The Bruins opened the season with wins at Arizona and at #20 Wisconsin. They lost at Iowa, the eventual Big Ten champion 20–9. Even with a 26–23 loss at Stanford and a tie at Washington State, the Bruins were in position to win the Pacific-10 after four straight wins. Going into the UCLA–USC rivalry football game, The Rose Bowl was on the line for the third time for Terry Donahue's UCLA Bruins teams against USC. UCLA lost to USC in a 21–20 nailbiter, which put Washington into the 1982 Rose Bowl.
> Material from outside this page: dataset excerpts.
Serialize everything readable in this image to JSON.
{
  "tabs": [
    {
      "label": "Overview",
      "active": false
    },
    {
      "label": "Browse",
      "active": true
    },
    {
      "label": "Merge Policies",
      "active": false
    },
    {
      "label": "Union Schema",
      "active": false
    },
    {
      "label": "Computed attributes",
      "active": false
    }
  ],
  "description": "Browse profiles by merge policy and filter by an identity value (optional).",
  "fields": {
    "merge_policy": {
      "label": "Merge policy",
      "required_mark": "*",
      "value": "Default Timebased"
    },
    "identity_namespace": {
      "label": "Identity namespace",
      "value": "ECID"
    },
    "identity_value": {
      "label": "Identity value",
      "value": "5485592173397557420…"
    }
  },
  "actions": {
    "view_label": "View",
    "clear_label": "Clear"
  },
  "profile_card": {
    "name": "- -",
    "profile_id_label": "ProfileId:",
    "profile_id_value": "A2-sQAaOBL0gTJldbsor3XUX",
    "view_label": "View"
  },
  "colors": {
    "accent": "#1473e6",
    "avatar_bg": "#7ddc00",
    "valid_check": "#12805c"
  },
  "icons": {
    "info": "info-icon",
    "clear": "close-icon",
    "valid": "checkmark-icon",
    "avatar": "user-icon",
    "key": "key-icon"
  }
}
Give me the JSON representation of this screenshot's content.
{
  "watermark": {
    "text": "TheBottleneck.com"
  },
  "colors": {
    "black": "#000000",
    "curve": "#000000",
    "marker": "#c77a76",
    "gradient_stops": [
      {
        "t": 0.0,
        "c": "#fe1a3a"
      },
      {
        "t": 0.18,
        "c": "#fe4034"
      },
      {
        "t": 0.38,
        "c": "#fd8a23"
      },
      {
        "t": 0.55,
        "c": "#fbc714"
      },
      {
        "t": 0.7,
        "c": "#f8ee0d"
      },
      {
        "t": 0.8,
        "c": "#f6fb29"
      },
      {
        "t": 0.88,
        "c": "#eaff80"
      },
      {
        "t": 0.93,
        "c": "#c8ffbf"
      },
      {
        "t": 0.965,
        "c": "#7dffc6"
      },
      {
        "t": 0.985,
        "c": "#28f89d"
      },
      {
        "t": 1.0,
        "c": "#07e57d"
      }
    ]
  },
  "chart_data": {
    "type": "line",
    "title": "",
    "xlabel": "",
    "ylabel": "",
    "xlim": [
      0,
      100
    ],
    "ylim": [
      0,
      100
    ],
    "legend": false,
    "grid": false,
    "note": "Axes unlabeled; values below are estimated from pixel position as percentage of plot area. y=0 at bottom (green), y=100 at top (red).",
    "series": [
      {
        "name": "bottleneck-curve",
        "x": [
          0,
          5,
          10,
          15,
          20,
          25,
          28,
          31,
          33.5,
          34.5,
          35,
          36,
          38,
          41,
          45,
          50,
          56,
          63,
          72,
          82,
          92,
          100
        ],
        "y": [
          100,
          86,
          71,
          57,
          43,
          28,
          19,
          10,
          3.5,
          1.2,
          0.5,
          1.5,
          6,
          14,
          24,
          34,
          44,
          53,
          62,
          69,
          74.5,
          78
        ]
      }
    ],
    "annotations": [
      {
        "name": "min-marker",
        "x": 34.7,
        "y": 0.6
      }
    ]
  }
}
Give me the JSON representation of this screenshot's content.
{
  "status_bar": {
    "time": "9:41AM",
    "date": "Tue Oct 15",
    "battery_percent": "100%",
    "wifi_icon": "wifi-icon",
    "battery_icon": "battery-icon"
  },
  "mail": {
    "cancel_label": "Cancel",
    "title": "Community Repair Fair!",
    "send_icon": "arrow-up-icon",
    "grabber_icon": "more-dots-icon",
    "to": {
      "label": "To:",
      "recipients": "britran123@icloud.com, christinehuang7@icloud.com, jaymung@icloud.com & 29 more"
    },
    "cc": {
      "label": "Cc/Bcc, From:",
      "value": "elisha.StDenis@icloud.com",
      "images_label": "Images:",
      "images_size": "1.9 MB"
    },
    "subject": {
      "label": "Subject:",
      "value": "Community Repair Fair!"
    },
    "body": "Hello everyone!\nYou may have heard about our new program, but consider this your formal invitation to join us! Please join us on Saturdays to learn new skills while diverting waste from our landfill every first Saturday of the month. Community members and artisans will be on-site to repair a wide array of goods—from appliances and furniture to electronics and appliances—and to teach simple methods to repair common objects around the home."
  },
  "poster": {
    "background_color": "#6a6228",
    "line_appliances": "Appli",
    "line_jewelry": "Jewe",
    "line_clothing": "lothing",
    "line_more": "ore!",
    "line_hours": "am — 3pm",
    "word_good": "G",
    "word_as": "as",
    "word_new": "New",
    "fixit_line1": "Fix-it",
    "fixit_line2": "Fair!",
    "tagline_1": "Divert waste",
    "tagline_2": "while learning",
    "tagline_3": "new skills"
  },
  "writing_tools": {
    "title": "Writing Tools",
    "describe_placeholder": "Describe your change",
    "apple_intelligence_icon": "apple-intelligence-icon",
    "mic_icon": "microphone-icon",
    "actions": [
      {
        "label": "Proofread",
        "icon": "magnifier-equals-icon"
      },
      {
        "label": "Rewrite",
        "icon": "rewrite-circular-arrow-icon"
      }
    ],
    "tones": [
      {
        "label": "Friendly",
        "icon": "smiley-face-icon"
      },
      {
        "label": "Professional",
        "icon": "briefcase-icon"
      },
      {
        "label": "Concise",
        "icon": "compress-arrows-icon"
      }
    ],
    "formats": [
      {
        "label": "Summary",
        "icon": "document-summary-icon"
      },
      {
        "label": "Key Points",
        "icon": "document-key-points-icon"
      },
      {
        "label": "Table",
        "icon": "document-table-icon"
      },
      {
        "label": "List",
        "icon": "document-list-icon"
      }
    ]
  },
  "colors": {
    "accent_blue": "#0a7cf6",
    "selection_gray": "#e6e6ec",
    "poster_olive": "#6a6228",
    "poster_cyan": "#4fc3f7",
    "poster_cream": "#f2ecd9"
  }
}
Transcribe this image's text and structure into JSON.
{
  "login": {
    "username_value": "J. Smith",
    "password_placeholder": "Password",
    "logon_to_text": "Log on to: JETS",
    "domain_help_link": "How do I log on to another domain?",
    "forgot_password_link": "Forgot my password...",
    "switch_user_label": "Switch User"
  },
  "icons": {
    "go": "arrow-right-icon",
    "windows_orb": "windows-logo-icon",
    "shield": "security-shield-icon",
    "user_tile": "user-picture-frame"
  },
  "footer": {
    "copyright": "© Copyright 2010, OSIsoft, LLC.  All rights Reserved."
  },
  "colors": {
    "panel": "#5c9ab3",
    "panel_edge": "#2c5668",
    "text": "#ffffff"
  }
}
Washington had defeated USC just the week before in what would prove to be the other conference deciding game.

==Game summary==

===Scoring===

====First quarter====
- Michigan — Ali Haji-Sheikh, 24-yard field goal.
- Michigan — Anthony Carter, 50-yard pass from Steve Smith. Haji-Sheikh converts.

====Second quarter====
no scoring

====Third quarter====
- UCLA — Jojo Townsell, 17-yard pass from Tom Ramsey. Norm Johnson converts.
- Michigan —Haji-Sheikh, 47-yard field goal.

====Fourth quarter====
- Michigan — Butch Woolfolk, one-yard run. Run failed.
- UCLA—Tim Wrightman, nine-yard pass from Ramsey. Johnson converts.
- Michigan—Smith, nine-yard run. Haji-Sheikh converts.
- Michigan—B.J. Dickey, five-yard run. Haji-Sheikh converts.

===Aftermath===
The Bluebonnet Bowl was the first of three meetings between the schools in 367 days. They met during the 1982 NCAA Division I-A football season twice: at Michigan Stadium, where UCLA won 31–27, and in the 1983 Rose Bowl, where UCLA earned a 24–14 victory.